Flexible Counterfactual Explanations with Generative Models
Stig Hellemans, Andres Algaba, Sam Verboven, Vincent Ginis
TL;DR
FCEGAN addresses rigidity in counterfactual explanations by introducing counterfactual templates that let users dynamically specify mutability of features, while enabling black-box operation through historical predictions. The framework combines a GAN-based generator with dual discriminators and a divergence term, integrated with gradient-guided optimization, to produce realistic, valid counterfactuals aligned with user constraints. Experiments on healthcare and finance datasets show improved validity and usable explanations under varying flexibility, albeit with some diversity trade-offs that can be mitigated with divergence controls. The approach offers practical, personalized explanations in real-world, constraint-heterogeneous settings, without requiring retraining or model access, supporting deployment in high-stakes domains and regulated environments.
Abstract
Counterfactual explanations provide actionable insights to achieve desired outcomes by suggesting minimal changes to input features. However, existing methods rely on fixed sets of mutable features, which makes counterfactual explanations inflexible for users with heterogeneous real-world constraints.
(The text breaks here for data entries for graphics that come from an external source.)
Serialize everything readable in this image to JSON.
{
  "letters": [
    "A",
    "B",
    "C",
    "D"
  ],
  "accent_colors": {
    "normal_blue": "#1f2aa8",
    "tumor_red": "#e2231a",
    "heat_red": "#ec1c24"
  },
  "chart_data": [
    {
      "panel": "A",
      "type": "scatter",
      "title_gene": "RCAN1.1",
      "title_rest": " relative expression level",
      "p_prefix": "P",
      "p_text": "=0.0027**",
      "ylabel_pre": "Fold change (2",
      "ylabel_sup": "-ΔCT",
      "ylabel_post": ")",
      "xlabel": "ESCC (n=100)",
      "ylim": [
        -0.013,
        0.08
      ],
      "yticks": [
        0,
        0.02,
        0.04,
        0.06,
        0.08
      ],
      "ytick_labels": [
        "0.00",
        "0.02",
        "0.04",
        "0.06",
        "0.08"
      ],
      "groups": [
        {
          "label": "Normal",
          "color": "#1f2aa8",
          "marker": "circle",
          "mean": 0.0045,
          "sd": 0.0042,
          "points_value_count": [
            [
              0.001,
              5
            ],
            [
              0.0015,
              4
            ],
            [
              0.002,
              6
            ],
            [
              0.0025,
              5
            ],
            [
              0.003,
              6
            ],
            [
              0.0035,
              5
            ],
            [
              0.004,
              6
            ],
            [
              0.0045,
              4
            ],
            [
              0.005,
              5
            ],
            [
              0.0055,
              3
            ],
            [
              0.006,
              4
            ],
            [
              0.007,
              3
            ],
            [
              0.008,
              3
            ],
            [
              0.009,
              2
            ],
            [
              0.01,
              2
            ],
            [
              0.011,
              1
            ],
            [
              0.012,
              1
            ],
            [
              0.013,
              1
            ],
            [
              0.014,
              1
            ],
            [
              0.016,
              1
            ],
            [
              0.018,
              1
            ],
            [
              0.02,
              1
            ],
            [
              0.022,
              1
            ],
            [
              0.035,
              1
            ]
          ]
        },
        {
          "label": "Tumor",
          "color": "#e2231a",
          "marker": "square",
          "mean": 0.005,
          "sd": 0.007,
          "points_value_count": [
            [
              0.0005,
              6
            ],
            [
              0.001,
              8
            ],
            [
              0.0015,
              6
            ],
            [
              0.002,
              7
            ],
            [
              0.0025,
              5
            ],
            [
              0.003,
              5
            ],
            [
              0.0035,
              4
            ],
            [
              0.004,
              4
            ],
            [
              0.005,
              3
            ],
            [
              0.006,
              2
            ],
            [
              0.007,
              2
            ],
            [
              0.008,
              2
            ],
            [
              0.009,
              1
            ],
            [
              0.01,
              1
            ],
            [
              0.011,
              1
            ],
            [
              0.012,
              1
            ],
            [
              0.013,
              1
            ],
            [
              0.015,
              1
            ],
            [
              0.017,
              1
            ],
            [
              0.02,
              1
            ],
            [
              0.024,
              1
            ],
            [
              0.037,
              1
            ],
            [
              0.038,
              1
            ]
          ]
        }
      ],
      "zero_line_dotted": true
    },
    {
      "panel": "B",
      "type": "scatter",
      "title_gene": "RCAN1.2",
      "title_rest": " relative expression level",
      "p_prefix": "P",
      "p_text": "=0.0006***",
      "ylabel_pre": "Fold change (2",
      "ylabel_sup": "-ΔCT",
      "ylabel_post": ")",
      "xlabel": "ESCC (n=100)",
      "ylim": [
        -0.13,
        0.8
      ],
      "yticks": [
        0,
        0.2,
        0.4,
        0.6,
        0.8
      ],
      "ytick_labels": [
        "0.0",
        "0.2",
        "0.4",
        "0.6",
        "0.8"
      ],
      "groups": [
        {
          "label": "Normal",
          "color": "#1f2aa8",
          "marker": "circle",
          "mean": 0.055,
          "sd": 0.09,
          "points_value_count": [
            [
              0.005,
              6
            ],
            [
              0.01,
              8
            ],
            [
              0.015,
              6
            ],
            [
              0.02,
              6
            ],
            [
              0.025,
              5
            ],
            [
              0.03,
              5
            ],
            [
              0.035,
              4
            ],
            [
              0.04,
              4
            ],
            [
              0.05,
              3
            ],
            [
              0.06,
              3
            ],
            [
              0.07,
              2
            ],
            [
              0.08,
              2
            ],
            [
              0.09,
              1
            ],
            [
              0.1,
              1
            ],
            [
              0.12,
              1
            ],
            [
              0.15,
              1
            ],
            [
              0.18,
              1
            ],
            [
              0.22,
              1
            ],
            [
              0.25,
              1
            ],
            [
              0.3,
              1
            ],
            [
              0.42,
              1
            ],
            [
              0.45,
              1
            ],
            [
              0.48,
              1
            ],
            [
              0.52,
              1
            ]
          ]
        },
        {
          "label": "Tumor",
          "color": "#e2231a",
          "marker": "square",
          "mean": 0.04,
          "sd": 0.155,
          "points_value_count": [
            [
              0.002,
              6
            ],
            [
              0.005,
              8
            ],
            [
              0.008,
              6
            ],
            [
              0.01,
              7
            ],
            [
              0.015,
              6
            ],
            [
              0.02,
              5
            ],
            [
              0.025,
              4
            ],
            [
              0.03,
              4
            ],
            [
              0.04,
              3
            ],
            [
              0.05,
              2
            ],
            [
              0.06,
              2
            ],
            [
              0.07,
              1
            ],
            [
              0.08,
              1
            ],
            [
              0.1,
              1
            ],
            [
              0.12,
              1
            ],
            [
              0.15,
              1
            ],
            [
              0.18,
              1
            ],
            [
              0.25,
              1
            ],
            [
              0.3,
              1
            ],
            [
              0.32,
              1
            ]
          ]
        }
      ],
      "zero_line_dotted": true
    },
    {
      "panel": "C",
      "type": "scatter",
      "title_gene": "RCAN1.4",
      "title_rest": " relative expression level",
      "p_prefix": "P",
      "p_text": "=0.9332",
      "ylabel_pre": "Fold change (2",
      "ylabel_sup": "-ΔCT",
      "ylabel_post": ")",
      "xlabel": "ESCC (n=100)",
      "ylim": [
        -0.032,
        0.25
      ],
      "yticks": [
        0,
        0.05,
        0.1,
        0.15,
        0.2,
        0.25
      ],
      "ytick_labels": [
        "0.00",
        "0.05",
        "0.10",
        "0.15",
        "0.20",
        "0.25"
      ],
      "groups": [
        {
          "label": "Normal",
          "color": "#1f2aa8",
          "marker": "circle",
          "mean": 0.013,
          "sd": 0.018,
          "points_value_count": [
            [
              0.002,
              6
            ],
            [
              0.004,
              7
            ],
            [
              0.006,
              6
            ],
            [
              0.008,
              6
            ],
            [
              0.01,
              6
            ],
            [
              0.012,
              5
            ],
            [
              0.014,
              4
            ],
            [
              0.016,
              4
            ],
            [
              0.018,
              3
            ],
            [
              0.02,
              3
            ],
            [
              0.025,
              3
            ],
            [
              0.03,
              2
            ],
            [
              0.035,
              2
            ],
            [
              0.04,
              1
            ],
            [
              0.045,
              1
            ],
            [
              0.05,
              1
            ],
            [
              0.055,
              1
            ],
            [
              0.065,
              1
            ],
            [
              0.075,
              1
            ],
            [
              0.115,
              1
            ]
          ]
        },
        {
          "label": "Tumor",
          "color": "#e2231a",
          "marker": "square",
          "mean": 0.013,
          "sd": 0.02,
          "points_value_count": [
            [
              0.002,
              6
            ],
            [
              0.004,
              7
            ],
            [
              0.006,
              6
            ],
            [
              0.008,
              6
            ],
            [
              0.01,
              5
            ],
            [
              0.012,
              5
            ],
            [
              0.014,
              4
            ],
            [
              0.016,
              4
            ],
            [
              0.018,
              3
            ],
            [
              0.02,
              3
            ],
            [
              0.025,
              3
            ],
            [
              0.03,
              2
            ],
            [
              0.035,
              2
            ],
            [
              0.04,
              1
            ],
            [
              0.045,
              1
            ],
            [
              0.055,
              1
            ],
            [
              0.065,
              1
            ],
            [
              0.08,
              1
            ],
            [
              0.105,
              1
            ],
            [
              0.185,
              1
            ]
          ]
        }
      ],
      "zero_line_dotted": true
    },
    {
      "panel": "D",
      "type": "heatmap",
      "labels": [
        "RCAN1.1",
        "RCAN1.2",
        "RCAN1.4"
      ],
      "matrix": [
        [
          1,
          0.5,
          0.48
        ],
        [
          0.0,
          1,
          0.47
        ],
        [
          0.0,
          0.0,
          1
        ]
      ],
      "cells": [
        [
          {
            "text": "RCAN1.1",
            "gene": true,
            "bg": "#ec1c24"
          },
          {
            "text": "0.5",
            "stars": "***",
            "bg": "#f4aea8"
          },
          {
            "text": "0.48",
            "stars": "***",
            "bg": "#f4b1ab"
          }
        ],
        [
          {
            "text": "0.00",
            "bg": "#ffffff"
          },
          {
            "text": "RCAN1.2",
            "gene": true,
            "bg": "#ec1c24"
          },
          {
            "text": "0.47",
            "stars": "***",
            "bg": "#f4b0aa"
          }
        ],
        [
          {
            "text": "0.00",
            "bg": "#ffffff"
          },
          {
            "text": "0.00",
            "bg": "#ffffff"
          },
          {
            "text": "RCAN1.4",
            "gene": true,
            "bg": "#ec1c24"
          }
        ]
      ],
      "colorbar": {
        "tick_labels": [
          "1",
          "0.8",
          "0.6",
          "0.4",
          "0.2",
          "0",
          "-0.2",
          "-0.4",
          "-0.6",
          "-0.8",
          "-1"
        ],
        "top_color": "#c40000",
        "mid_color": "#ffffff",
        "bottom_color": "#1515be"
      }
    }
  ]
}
Here, we introduce Flexible Counterfactual Explanations, a framework incorporating counterfactual templates, which allows users to dynamically specify mutable features at inference time. In our implementation, we use Generative Adversarial Networks (FCEGAN), which align explanations with user-defined constraints without requiring model retraining or additional optimization. Furthermore, FCEGAN is designed for black-box scenarios, leveraging historical prediction datasets to generate explanations without direct access to model internals. Experiments across economic and healthcare datasets demonstrate that FCEGAN significantly improves counterfactual explanations' validity compared to traditional benchmark methods. By integrating user-driven flexibility and black-box compatibility, counterfactual templates support personalized explanations tailored to user constraints.